Sunday, March 24, 2013

Eat, Shopping, Love #Solobackpacker #Trip2013 (Day 11 - Phuket)


9 Januari 2013

Ada pertemuan, ada perpisahan. Hari ini saya bangun dengan kenyataan bahwa harus berpisah dengan calon suami teman baru yang sangat menyenangkan dan mengakhiri perjalanan ini. Beraaaaatttt rasanya. 

Dengan terkantuk-kantuk saya menuju kamar mandi. Dormmate yang lain masih tidur nyenyak, karena masih jam 6 pagi. Sambil byar-byur (mandi),  saya mikirin perpisahan dramatis seperti apa yang akan terjadi dengan Si Jangkung. Mungkin saya akan membangunkannya, mengecup keningnya dan say goodbye. NO, drama banget! Mungkin saya akan membangunkannya, memeluknya sambil berurai air mata dan mengucapkan selamat tinggal dengan gelenjotan di pundaknya. BIG NO! ini nggak kalah drama. Mungkin saya akan panjatin bunk bed itu diam-diam, menyelipkan kertas yang isinya ucapan selamat tinggal dan nomor telepon dibawahnya dengan ucapan ‘Call Me Maybe’. Ide yang bagus, dramatis tapi nggak berlebihan.

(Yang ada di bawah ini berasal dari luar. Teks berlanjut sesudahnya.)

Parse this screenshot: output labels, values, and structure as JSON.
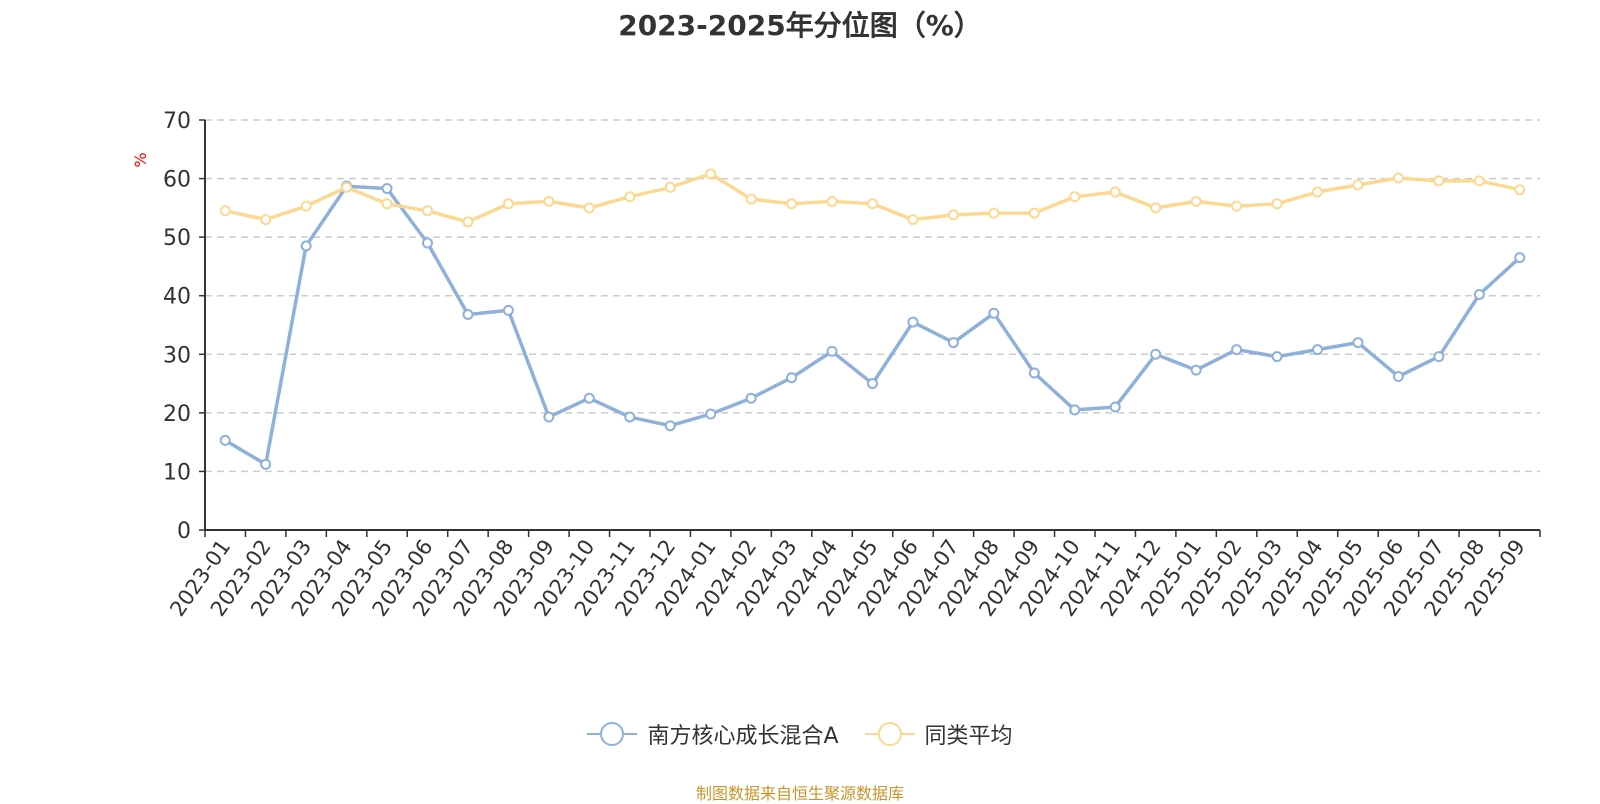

Selesai mandi, saya kembali ke kamar dan packing untuk terakhir kalinya, memastikan semua barang masuk ke dalam tas dan nggak ada yang ketinggalan. Semuanya saya lakukan dengan lambat, berharap waktu juga melambat atau mungkin mundur kembali ke beberapa minggu yang lalu pada saat saya nggak beli tiket untuk hari ini. Seandainya itu bisa terjadi, saya akan membeli tiket pulang untuk minggu depan dan menjelajah Phuket lebih lama lagi dengannya.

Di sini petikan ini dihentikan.